IPUMS-DHS Contextual Variables: CONFLICT VARIABLES

About CONFLICT VARIABLES

Conflict data report the number of armed conflicts by conflict type within a 10 kilometer circular buffer around each DHS cluster location, in each year from 1997 to 2016. Data were originally obtained from Armed Conflict Location and Event Data Project (ACLED). ACLED provides political violence and protests data for over 60 countries. IPUMS-DHS created annual counts of three types of armed conflicts:

Definitions for these types of armed conflicts are available in ACLED's codebook.

Data Production

The Armed Conflict data were acquired from the ACLED website. We performed all spatial data processing in Esri's ArcGIS software package. We used the Make XY Event Layer tool to create point layer based on the XY coordinates available in tables. We used the Buffer tool to create a 10 kilometer circular buffer around each cluster. Next, we used the Spatial Join tool to match each cluster with the event(s) that occurred within the buffer around that cluster to create counts.

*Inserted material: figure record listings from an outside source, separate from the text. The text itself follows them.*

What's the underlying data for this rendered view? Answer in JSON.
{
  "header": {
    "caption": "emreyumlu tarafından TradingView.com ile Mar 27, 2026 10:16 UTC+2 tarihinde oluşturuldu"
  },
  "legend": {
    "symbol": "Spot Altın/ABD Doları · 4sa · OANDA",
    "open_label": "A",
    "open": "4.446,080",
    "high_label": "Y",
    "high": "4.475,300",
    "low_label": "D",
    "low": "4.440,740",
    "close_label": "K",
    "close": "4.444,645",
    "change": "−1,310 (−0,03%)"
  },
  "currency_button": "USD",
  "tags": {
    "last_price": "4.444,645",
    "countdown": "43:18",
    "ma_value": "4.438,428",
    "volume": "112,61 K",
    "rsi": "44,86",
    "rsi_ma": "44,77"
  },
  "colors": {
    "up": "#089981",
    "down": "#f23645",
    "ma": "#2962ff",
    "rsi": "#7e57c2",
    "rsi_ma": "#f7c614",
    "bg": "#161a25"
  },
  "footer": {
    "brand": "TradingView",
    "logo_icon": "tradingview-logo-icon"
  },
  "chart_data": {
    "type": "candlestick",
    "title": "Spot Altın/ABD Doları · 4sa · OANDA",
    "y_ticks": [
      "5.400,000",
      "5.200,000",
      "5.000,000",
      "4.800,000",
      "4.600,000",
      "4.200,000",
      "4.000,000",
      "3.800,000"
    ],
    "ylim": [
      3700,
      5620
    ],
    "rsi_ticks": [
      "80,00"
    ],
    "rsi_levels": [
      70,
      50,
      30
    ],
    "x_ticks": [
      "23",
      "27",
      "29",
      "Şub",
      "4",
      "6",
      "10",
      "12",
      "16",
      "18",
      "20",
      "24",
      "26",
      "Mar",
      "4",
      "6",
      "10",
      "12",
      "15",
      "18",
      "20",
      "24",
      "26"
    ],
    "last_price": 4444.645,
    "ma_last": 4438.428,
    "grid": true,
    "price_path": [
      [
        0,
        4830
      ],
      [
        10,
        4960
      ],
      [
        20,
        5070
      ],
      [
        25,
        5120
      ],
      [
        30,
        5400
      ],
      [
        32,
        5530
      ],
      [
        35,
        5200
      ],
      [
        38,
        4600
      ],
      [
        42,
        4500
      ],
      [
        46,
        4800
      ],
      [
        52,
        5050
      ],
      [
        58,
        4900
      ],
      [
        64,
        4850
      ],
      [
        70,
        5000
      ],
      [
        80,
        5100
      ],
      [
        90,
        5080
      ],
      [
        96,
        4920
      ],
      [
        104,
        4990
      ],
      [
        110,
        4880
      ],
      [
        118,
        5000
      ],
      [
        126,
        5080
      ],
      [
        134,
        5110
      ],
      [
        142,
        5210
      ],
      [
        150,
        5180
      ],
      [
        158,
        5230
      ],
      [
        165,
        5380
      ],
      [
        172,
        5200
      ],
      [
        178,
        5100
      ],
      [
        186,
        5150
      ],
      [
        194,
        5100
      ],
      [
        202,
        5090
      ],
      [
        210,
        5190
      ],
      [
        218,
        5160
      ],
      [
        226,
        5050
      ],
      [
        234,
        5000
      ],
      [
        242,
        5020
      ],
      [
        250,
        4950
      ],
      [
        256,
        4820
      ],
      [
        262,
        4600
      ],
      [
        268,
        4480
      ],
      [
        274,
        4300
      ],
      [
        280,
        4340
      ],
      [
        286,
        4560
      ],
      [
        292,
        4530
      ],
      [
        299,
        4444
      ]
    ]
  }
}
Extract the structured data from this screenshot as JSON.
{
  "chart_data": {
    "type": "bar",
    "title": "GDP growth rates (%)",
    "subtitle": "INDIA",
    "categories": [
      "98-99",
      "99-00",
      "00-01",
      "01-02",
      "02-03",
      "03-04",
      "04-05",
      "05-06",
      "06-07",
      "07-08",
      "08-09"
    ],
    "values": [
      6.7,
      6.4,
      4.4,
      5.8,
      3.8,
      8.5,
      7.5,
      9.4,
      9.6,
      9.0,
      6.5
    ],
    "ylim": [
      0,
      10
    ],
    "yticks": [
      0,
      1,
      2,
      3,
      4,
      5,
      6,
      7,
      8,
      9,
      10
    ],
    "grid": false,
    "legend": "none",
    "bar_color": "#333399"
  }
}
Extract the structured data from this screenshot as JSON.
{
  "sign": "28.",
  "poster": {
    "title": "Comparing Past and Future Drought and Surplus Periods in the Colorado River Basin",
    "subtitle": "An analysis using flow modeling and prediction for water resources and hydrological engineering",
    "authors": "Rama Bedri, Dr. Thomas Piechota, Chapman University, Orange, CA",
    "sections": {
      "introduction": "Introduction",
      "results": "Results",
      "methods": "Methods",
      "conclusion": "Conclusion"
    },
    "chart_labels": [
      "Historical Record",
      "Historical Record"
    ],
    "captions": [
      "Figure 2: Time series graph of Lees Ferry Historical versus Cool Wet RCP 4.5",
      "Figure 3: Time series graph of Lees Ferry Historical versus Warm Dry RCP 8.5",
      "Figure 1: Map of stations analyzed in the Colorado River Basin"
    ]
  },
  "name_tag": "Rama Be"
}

As per ACLED recommendations, only events that occurred within the same country as the DHS sample are included in the counts. We created three annual time-series: battles (all types), riots or protests, and violence against civilians.

Original conflict Data Citation

Raleigh, Clionadh, Andrew Linke, Havard Hegre and Joakim Karlsen. 2010. Introducing ACLED-Armed Conflict Location and Event Data. Journal of Peace Research 47(5) 651-660.

About CSV Files

Contextual Variable CSV Files

Static .csv files are avaiable for all contextual variables for all DHS samples with GPS data available before January 2017. This includes samples that are not yet available in IPUMS-DHS. In addition, monthly time series data is available for NDVI (2000-2016) and precipitation (1981-2016).